The first vehicle using the open platform would enter the market in two years, and up to 10 percent of the world’s electric vehicles would be developed on the platform by 2025 to 2027, Liu said.
Hon Hai chief technology officer William Wei (魏國張) said that the company’s open software platform would make their vehicles “software defined” cars.
“The traditional car depreciates as soon as you drive it off the lot, but a software-defined car can be upgraded by software updates,” Wei said. “In a closed system, you cannot have collaboration. Through our open platform, we can work together and shorten the development cycle. This lowers the entry barrier for developers.”
“Sector insider Paul Graham said that Tesla is the iPhone of electric vehicles, but there is no Android yet,” Wei said. “We plan to be the Android.”
Hon Hai’s development partners include Taiwan’s Yulon Motor Co (裕隆汽車) and Fiat Chrysler Automobiles NV.
Hon Hai chief product officer Jerry Hsiao (蕭才祐) said the reason for Hon Hai’s confidence is that it controls key technologies for batteries and other vital components.

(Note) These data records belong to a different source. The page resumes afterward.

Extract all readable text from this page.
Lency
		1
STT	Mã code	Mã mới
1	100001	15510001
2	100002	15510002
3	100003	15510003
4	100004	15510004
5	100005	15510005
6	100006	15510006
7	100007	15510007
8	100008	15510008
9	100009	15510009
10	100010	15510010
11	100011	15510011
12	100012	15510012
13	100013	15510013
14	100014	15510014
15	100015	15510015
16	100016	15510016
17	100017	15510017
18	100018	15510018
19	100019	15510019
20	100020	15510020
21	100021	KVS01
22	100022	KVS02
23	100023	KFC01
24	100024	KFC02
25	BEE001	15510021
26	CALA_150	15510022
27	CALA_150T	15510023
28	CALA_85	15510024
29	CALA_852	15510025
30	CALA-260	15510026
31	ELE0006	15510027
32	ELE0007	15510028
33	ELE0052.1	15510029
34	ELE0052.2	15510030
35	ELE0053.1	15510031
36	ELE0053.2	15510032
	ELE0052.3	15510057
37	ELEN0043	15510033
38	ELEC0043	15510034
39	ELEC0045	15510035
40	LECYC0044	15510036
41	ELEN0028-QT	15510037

“Why Hon Hai? It is because we have the advantage in key components,” Hsiao said, adding that solid-state batteries and battery management through artificial intelligence would give Hon Hai the edge.
“The battery accounts for up to 35 percent of the cost of the vehicle,” Hsiao said. “Hon Hai will release the first commercial solid state battery in 2024.”
Smart battery management would improve battery performance, Hsiao said, adding that Hon Hai’s batteries “can even improve with time.”
The company’s self-driving technology is already being used in some airport shuttles in Japan, the company said.
Hon Hai last year generated almost NT$9.5 billion (US$327.82 million) in sales from automotive components.
The company is hoping that automotive and other new business branches can help boost its gross margin to 10 percent by 2025.